En Algérie, les études du Centre national des études et de la recherche sur les zones arides (CNERZA) confirment une accélération de l’érosion côtière, avec des reculs du trait de côte atteignant jusqu’à 1,5 mètre par an dans certaines zones. La salinisation des sols agricoles, comme dans la plaine de la Mitidja, menace également la sécurité alimentaire. Ces constats rejoignent ceux de l’UNDP pour la Tunisie, où les pertes économiques liées aux inondations côtières pourraient représenter jusqu’à 2 % du PIB d’ici 2050.

Des solutions techniques et institutionnelles

L’UNDP insiste sur l’importance de la coopération régionale, citant en exemple le projet « Mediterranean Coastal Zones » qui rassemble plusieurs pays du bassin méditerranéen. Pour l’Algérie, cette collaboration pourrait permettre d’accéder à des financements internationaux et à des transferts de technologies. Le pays dispose déjà de structures comme l’Agence nationale des changements climatiques (ANCC), mais leur capacité à agir à grande échelle dépendra des moyens alloués et de la coordination entre ministères.

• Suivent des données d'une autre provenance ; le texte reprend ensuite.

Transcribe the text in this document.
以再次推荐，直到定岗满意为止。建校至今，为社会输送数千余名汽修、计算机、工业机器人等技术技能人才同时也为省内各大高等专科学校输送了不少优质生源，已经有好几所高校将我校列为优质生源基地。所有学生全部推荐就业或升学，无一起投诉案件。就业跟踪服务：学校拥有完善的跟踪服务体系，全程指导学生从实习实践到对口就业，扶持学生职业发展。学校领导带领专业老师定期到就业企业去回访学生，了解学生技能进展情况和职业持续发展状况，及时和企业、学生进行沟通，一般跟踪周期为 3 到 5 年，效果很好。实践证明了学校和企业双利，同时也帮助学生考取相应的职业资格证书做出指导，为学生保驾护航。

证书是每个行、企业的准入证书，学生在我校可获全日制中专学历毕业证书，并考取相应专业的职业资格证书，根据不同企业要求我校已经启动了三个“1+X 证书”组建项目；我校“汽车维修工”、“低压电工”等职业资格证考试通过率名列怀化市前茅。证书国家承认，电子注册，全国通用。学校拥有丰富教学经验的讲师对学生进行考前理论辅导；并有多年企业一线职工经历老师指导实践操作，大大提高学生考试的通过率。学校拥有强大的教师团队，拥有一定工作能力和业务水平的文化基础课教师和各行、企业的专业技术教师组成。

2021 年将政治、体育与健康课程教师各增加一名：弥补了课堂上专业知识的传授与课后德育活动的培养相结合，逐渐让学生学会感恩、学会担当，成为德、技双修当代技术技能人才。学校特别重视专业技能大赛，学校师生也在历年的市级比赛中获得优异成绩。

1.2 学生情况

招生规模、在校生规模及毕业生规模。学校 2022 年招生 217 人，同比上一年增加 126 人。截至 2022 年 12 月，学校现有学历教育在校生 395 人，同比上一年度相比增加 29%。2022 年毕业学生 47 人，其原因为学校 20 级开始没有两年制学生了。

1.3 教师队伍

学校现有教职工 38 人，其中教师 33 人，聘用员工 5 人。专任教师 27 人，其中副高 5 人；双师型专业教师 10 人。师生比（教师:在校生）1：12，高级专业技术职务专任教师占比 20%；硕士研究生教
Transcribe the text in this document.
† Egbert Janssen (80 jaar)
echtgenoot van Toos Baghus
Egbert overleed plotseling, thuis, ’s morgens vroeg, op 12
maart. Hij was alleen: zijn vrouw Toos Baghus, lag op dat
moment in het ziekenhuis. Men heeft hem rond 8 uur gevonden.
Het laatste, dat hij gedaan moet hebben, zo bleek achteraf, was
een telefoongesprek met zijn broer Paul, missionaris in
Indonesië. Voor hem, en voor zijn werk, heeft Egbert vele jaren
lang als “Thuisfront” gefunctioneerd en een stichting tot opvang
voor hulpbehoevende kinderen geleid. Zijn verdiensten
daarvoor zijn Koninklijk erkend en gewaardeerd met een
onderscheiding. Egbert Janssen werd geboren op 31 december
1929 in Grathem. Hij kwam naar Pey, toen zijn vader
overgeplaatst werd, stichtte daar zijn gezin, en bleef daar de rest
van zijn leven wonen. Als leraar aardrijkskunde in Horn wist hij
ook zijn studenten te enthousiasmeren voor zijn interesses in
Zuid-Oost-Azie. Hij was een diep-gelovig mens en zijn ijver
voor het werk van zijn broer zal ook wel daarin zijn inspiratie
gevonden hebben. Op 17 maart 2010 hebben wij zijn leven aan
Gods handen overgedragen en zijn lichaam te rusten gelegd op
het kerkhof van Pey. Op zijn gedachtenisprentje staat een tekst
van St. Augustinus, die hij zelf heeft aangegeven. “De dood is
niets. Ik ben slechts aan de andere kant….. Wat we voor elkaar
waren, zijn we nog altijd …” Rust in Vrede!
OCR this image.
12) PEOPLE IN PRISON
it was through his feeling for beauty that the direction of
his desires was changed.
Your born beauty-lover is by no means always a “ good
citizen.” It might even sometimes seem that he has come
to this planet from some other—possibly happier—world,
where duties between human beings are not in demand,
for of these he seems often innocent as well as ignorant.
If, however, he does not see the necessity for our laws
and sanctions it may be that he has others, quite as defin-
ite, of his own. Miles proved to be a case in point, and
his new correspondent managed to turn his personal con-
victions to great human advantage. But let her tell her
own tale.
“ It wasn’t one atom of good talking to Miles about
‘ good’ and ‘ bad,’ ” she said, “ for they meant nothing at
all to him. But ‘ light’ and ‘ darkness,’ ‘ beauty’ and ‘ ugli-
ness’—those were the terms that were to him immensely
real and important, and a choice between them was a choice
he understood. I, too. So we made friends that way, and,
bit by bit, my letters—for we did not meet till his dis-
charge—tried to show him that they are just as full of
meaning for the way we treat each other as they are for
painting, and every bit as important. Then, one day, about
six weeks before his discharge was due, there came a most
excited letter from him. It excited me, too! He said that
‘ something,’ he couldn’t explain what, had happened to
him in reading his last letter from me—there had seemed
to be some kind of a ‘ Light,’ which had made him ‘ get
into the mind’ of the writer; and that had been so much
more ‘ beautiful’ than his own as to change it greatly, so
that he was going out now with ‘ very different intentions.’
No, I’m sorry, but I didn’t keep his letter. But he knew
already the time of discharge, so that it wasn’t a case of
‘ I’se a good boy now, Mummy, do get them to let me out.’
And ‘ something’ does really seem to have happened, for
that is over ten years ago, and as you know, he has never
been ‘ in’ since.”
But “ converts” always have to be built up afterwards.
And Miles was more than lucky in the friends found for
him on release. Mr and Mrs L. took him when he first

Enjeux économiques et sociaux

L’UNDP met en avant l’importance de l’inclusion des populations locales dans les stratégies d’adaptation. En Tunisie, des programmes de sensibilisation ont été lancés pour impliquer les pêcheurs et les agriculteurs dans la gestion des risques. En Algérie, des projets comme celui de la baie d’Alger, qui vise à restaurer les zones humides, montrent que cette approche est possible. Cependant, le défi reste de passer à une échelle nationale, avec des budgets dédiés et une gouvernance renforcée.

Vers une réponse algérienne ?

L’UNDP rappelle que les solutions doivent être à la fois techniques et politiques. En Algérie, cela pourrait se traduire par une meilleure intégration des risques climatiques dans les plans d’urbanisme, comme le prévoit le Schéma national d’aménagement du territoire. La récente création d’un fonds dédié aux catastrophes naturelles, annoncé par le gouvernement en 2023, est un pas dans la bonne direction, mais son efficacité dépendra de sa dotation et de sa gestion.

Les défis sont immenses, mais les opportunités le sont tout autant. En s’inspirant des projets tunisiens et en renforçant ses propres mécanismes, l’Algérie pourrait transformer la menace climatique en levier de développement durable. La clé réside dans une action coordonnée, associant État, scientifiques, entreprises et citoyens. Comme le souligne l’UNDP, la protection des côtes n’est pas une option, mais une nécessité pour préserver l’avenir des générations futures.